Не осуждает ли его Мария за эту закоренелую ложь? И снова ему слышалась ее фраза: «Почему же вы ее не снимете?» Укоры совести все усиливались. Уж наверное она его презирает, она, такая правдивая, такая честная. Он влагал ей в уста все порицания, все неодобрительные толки, какие возбуждало его поведение. И если бы она вздумала его обвинять, он почувствовал бы себя преступником. А между тем до сих пор она ни единым словом не высказала ему своего порицания. Если она и не одобряла его поведения, то, очевидно, не считала себя вправе вмешиваться в его внутреннюю жизнь, полагая, что это дело его совести. Его все время удивляло ее олимпийское спокойствие, ее великодушие и здоровая уравновешенность. Сам он переживал непрерывную агонию, так как его никогда не покидала мысль о неведомом, навязчивая мысль о том, что ждет его после кончины! Целые дни напролет он наблюдал Марию, следил за ней глазами, но ни разу не подметил у нее ни колебаний, ни подавленности. Так было потому, уверяла Мария, что для нее жить — значило радостно трудиться и исполнять свой долг; она всецело поглощена жизнью, и ей просто некогда предаваться мрачным мыслям и нет желания забивать себе голову химерами. Итак, он снимет эту сутану, которая давит на него и жжет ему плечи, ведь Мария спросила его таким спокойным и твердым тоном, почему он ее не снимает.

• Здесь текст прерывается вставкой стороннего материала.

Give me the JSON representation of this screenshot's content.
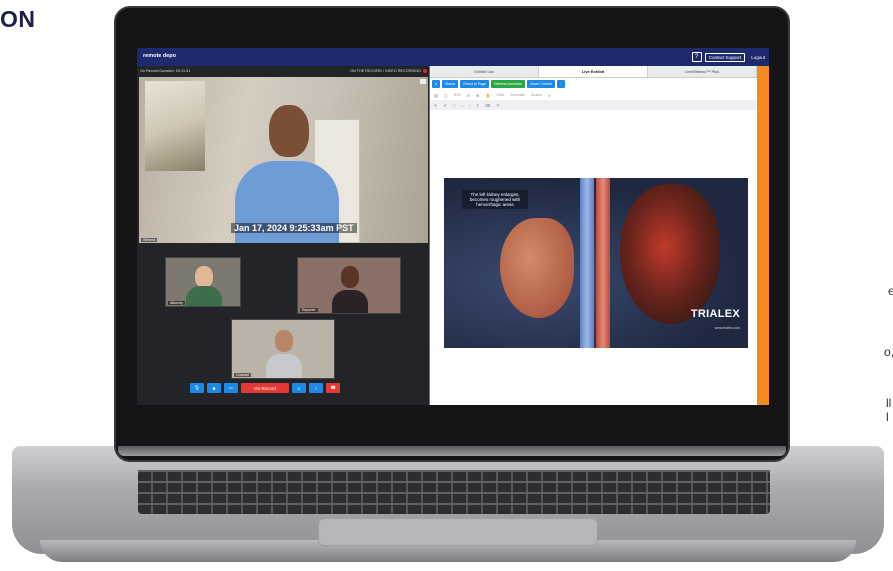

Но перед рассветом, когда Пьер наконец улегся на кровать, как будто успокоенный принятым решением, внезапно ему словно что-то ударило в голову, он вскочил на ноги и снова оказался во власти нестерпимых мук. Нет, нет! Он не может сбросить это одеяние, оно приросло к его телу! Срывая сутану, он сдерет с себя кожу, вырвет сердце из груди. Ведь священник на всю жизнь отмечен неизгладимой печатью и поднят высоко над своей паствой! Даже если он сорвет с себя сутану вместе с кожей, он будет все тот же священник, оплеванный и опозоренный, вычеркнутый из жизни, растерянный и беспомощный. Так зачем же это делать? Ведь все равно он останется в тюрьме, а жизнь, протекающая за ее стенами на ярком солнце, деятель-пая и плодотворная жизнь, — не для него! Бессилие! Бессилие! Ему казалось, что оно пронизывает его до глубины, до мозга костей. Пьер чувствовал себя окончательно сломленным. На следующий день он не пошел на Монмартр, так как не мог прийти ни к какому решению, и снова им овладела тоска.